Dive Brief:
- Democrats in the House and Senate on Tuesday reintroduced a bill to raise the U.S. minimum wage to $15 per hour by 2025. The minimum wage would be increased in phases, starting at $9.50 an hour the day the a new law takes effect. Once the minimum wage reaches $15, the rate would be reviewed and adjusted each year based on fluctuations in median hourly earnings of all U.S. employees.
- The Raise the Wage Act also seeks to gradually phase out subminimum wage for tipped workers, which is currently $2.13 per hour for adults, and for young and disabled workers. President Joe Biden has expressed support for a $15 minimum wage and for abolishing the tip credit.
- Raising minimum wage for tipped workers in lieu of a tip credit has been a contentious issue for the restaurant industry. Associations like One Fair Wage have long pushed for an end to subminimum wage, arguing that it would lift tipped workers out of poverty. But the National Restaurant Association said in an emailed statement that these changes would result in layoffs and "insurmountable costs" for operators.
Dive Insight:
Some restaurant chains have already made plans to raise worker wages on their own terms in response to the rising tides of the minimum wage across the country. Starbucks, for example, announced in December that it will pay all of its U.S. employees $15 or more per hour within the next two to three years. More than 30% of Starbucks workers already earn $15 per hour or more following the coffee chain's previous investments in raising employee pay.
But this transition will be easier for deep-pocketed restaurant mega chains, many of which will be able to offload the cost burden of raising wages to franchisees. Starbucks owns roughly 9,600 of its U.S. restaurants, however, which means corporate will be shouldering the lion's share of this cost, but the cafe giant is robust enough to absorb this economic impact without distress. The chain also isn't operating on subminimum wages.
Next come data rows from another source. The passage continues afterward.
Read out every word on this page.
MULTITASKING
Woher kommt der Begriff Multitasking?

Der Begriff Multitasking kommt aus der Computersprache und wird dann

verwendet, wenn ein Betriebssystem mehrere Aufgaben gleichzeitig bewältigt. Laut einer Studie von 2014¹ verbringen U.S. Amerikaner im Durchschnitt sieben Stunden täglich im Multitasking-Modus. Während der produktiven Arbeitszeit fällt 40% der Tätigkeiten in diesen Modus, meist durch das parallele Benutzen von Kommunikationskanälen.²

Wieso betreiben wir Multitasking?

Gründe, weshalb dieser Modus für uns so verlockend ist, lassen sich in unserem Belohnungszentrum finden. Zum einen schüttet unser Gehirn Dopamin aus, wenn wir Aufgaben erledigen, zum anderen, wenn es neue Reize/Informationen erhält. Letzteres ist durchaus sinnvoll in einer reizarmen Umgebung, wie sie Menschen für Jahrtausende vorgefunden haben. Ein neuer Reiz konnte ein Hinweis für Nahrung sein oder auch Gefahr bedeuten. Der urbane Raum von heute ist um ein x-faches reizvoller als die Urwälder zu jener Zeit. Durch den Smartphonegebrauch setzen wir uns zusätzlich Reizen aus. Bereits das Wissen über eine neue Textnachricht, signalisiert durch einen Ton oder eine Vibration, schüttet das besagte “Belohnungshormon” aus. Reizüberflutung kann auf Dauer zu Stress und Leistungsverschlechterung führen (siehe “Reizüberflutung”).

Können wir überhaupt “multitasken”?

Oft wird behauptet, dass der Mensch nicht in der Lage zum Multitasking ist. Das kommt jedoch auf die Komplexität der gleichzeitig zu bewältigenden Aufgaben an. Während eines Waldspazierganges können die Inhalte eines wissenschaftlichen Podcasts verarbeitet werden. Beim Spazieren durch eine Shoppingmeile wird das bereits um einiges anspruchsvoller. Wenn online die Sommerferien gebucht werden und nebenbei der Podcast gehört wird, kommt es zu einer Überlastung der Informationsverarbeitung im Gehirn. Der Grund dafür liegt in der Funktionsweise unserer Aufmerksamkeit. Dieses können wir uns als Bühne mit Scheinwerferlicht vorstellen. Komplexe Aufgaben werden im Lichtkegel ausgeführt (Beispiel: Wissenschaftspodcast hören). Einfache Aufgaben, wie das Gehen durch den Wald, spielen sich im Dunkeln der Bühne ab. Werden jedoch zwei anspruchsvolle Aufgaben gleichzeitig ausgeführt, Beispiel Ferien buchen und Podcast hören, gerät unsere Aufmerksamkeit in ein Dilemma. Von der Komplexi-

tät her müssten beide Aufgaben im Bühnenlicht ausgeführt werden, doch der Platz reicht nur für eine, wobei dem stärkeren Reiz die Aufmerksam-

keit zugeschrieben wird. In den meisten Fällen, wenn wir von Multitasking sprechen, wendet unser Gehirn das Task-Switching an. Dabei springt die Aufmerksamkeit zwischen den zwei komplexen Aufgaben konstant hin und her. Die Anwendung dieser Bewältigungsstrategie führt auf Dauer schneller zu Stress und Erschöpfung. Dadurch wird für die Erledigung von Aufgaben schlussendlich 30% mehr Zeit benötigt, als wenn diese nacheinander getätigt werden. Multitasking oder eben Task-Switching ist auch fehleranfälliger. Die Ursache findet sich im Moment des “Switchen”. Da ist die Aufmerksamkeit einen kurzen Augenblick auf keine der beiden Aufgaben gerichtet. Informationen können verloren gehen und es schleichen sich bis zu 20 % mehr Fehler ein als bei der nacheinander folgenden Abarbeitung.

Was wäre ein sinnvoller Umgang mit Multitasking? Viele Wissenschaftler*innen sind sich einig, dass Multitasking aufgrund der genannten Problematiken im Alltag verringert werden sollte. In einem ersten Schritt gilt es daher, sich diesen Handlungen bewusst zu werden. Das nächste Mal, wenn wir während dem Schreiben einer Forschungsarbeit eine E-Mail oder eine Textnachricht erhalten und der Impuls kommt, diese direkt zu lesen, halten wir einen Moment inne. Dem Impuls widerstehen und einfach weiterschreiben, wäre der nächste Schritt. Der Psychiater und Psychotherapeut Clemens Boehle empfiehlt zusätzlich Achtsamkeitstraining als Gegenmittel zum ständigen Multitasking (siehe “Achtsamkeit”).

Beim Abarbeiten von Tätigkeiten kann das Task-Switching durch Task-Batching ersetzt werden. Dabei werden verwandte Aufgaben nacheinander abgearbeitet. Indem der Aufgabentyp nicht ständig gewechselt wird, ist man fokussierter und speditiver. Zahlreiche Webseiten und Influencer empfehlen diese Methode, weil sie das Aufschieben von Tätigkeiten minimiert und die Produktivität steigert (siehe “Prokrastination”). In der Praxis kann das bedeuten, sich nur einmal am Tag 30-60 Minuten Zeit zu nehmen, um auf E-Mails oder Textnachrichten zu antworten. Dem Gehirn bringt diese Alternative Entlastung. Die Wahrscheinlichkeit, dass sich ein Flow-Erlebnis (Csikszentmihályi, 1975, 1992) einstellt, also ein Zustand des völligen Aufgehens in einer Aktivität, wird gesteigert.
It's a very different story for small regional chains and independent restaurants that do take tip credits, however, many of which do not have the resources to hike employee pay while operating on razor-thin margins — especially amid a pandemic economy.
"The Raise the Wage Act imposes an impossible challenge for the restaurant industry. While other businesses on Main Street are starting to see a recovery, restaurants across the country are struggling to stay open amidst indoor dining bans or limits that have been in place for ten months," Sean Kennedy, executive vice president of public affairs for the National Restaurant Association, said in an emailed statement. "Our industry runs on a 3-5% pre-tax profit margin in a good year — during a pandemic is not the time to impose a triple-digit increase in labor costs."
The association argues that this challenge will undercut the take-home pay of tipped restaurant workers who earn more than the proposed $15 minimum wage, arguing skilled hospitality workers earn between $19 to $25 per hour, and will cause more layoffs across the country. The industry is already hemorrhaging restaurant labor, with the Bureau of Labor Statistics reporting that food services and drinking places lost 372,000 jobs in December alone. The NRA also reports that the segment ended last year with 2.5 million fewer jobs than prior to the pandemic.
But associations like One Fair Wage argue that the tip credit creates a work dynamic that is entrenched in racial bias, reporting that Black women tipped workers make almost $5 less than White men tipped workers in the U.S. The association also notes that in the New York restaurant market, where nearly half of restaurant workers are people of color, more than 84% of front-of-house employees in upscale Manhattan restaurants are white — suggesting entrenched inequality between front-of-house and back-of-house opportunities.